Closer to home, the North Carolina Court of Appeals decided that old G.S. 14-27.4A(c) (now codified as G.S. 14-27.28(c)), a statute which “purports to provide the trial court with the unfettered ability to lengthen a defendant’s sentence . . . with no input from a jury,” is unconstitutional based on the same line of Supreme Court cases implicated in Hurst. The case is State v. Singletary, and, as the opinion notes at page 28, Jessie and John have predicted for some time that the North Carolina statute likely was unconstitutional. Keep reading for more news:
Drawings From Death Row. Turning back to capital punishment, the New York Times has a five-part graphic journalism series titled “Inside Death Row” that features drawings by death row inmates. The description of the series notes that most of the artists “have committed terrible crimes” but that the focus of the series is not the crime but “what happens after.”
N.C. Judicial Standards Commission 2015 Annual Report. The North Carolina Judicial Standards Commission released its 2015 Annual Report this week. The report includes statistics and information about the more than 200 complaints the commission reviewed over the course of the year.
U.S. Department of Justice Says HB2 Violates Federal Law. As WRAL reports, the U.S. Justice Department sent a letter to Governor McCrory that says that HB2 violates federal civil rights laws and asks that the McCrory administration advise the Department by Monday whether it will remedy the alleged violations. The News and Observer reports that House Speaker Tim Moore stated that legislators will not take any action on the controversial law by the Monday deadline.
Implicit Bias for Defenders. As this article from the Marshall Project notes, much of the research about implicit bias is focused on prosecutors, jurors, and judges. According to the article, however, “scholars are beginning to discuss how it also affects the work of public defenders.” The American Bar Association reportedly plans to release training videos and other materials on the subject for defenders later this year. Alyson has previously blogged about the SOG’s training on the issue which has been made available to a wide range of court actors across the North Carolina justice system. The SOG manual Raising Issues of Race in North Carolina Criminal Cases notes that defenders, like anyone else in the justice system, may be affected by implicit bias, and sessions on the operation of bias for public defenders have been offered at North Carolina defender conferences.

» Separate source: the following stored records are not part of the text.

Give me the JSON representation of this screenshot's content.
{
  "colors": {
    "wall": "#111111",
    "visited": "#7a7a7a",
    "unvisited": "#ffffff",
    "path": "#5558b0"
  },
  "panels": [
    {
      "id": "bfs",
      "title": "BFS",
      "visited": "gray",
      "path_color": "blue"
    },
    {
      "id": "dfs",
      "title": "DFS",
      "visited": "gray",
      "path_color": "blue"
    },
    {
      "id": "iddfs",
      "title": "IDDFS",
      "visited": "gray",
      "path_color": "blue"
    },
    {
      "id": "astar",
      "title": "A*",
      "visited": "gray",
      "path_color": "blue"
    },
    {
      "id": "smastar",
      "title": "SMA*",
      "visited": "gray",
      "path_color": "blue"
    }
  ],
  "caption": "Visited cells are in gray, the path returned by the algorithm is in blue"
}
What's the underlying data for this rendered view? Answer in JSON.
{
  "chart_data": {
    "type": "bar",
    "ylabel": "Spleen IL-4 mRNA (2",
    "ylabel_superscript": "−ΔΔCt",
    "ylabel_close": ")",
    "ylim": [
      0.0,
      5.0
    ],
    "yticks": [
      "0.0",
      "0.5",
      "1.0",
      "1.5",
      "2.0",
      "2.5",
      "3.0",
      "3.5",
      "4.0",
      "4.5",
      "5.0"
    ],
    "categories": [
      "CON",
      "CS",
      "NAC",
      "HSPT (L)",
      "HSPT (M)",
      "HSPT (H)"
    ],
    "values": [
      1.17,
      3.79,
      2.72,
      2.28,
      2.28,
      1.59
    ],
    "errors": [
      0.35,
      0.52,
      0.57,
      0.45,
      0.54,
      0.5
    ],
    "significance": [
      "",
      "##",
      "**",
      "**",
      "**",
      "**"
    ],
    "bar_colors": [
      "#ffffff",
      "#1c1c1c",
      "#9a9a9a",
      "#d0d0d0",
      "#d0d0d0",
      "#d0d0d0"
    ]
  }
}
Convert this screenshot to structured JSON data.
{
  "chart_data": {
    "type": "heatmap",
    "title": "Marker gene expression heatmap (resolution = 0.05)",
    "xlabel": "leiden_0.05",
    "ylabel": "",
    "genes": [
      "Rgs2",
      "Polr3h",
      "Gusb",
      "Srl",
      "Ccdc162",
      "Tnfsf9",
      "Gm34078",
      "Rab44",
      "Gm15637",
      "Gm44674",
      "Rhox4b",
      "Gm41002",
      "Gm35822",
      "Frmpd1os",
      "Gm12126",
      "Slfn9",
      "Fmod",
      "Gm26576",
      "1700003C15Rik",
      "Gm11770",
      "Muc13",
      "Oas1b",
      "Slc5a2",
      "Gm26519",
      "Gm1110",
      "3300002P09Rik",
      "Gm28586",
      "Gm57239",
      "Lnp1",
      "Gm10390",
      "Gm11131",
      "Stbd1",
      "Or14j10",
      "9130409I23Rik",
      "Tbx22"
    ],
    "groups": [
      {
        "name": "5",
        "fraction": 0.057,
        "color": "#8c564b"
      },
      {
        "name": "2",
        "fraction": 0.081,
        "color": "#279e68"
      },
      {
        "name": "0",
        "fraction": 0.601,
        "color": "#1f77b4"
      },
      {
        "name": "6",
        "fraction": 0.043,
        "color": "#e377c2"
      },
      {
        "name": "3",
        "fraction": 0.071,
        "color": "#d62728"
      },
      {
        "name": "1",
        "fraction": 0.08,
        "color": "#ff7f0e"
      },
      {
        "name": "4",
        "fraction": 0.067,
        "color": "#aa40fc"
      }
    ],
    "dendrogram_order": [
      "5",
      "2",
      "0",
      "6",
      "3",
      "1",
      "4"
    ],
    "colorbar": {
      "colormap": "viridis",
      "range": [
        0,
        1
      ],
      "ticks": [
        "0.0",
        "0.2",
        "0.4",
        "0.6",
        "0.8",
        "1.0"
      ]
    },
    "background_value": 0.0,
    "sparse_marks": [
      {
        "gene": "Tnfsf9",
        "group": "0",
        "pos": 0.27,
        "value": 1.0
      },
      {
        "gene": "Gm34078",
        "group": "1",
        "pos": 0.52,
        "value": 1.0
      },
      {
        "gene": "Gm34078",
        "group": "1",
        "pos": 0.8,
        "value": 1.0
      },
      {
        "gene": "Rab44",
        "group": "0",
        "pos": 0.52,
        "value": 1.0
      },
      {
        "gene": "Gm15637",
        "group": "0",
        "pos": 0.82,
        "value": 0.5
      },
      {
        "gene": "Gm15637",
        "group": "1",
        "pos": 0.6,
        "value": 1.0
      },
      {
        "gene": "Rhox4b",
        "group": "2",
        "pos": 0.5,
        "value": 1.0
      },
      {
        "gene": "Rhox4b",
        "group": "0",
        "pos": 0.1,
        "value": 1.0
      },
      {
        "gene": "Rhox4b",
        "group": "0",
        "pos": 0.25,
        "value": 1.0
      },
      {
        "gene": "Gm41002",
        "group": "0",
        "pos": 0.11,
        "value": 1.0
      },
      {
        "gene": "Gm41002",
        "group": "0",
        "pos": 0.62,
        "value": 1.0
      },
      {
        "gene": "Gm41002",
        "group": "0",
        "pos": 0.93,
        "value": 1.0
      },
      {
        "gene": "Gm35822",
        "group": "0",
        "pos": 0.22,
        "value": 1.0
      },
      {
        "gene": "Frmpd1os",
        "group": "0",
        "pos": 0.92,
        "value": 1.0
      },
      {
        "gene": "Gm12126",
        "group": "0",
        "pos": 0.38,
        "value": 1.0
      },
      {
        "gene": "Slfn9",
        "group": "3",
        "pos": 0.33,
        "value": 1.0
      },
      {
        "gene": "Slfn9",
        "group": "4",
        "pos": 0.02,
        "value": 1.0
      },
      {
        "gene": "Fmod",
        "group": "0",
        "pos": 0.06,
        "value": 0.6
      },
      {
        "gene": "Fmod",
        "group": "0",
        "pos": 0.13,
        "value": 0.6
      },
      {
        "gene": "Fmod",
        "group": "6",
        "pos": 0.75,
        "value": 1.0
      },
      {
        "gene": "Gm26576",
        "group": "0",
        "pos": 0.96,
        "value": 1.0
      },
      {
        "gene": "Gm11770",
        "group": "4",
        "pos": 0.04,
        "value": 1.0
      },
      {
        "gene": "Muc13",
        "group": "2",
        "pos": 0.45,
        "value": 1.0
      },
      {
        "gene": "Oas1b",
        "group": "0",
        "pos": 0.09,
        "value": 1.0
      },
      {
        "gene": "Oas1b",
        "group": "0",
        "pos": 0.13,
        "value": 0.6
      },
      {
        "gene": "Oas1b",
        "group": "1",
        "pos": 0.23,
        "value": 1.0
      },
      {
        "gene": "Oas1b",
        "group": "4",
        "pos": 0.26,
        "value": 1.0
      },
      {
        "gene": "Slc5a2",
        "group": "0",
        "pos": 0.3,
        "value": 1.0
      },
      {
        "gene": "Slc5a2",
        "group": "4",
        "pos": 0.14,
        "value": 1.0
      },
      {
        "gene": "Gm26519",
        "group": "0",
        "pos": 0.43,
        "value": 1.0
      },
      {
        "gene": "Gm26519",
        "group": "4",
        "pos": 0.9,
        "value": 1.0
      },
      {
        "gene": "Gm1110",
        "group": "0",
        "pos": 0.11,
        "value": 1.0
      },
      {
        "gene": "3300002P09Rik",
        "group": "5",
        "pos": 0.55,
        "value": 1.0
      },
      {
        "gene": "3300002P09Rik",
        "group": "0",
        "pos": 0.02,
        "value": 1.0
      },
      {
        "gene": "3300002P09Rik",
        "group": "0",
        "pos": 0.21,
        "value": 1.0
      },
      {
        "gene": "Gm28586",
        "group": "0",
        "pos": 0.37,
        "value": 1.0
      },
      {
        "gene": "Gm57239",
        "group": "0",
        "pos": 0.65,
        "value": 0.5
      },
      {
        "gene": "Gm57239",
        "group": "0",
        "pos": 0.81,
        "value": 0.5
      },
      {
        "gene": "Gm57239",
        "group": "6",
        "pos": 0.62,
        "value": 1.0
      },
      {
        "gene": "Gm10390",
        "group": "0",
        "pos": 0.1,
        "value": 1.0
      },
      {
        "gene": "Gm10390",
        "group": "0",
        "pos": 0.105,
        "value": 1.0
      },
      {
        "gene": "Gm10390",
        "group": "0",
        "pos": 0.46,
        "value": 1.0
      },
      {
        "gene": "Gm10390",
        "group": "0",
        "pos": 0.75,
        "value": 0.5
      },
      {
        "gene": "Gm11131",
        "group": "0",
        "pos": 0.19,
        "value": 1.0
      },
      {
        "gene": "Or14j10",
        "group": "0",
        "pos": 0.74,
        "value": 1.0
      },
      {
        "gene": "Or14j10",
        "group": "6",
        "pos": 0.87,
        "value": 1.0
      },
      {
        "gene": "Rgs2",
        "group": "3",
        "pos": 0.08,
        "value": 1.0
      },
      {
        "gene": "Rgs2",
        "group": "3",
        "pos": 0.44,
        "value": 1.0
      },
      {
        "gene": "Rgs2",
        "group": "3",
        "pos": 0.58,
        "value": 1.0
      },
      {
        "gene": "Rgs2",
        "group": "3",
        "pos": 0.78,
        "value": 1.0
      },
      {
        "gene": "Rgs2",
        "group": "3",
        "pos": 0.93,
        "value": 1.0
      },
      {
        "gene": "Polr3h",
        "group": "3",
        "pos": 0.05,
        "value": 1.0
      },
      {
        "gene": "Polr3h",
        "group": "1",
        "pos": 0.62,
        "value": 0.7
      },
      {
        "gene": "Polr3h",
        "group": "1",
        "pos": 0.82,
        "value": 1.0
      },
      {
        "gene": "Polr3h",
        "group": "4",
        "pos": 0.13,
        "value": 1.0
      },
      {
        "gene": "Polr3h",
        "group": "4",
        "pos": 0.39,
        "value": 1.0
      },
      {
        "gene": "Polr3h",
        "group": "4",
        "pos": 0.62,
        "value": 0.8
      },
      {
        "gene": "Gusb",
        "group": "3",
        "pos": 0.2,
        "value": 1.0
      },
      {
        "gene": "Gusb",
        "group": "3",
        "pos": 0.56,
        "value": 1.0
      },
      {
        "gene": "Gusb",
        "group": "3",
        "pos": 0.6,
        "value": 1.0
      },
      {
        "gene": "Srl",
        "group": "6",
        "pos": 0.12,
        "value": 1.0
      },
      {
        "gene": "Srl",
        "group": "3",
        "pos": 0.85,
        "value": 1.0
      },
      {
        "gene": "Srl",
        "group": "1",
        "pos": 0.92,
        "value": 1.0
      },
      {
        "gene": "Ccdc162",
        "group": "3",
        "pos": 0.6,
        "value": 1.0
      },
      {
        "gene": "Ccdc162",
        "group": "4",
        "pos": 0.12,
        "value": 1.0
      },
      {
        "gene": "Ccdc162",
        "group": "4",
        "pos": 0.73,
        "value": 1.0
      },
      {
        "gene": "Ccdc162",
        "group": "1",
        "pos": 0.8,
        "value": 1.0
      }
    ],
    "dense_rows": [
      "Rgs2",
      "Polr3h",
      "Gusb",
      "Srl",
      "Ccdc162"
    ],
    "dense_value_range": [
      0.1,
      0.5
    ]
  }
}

Treating Young Adults as Teenagers. North Carolina is nearly unique in treating 16- and 17-year-old offenders as adults rather than juveniles in its criminal justice system; a majority of states don’t treat offenders as adults until age 18. An article in the New York Times by a group of professors of psychology, psychiatry, and law notes that there has been recent advocacy proposing that the age of juvenile court jurisdiction be raised to 21. The article says that while treating young adult offenders differently from older offenders has advantages, raising the age to 21 would be premature for a variety of reasons including that the science on the issue is still developing.
Children Shooting at Increased Rate. Talladega news outlet WTVM 13 reports that 11-year-old Alabama home school student Chris Gaither shot an intruder on Wednesday morning after the intruder broke into the Gaither’s house. Wounded in the leg, the man “started crying like a little baby” according to Gaither. Speaking of babies, the Washington Post reports that toddlers have shot at least 23 people this year. This reportedly is an accelerated pace compared to last year when toddlers were shooting people “at a rate of about one a week.” Sadly, the vast majority of cases involve children accidentally shooting themselves according to the report.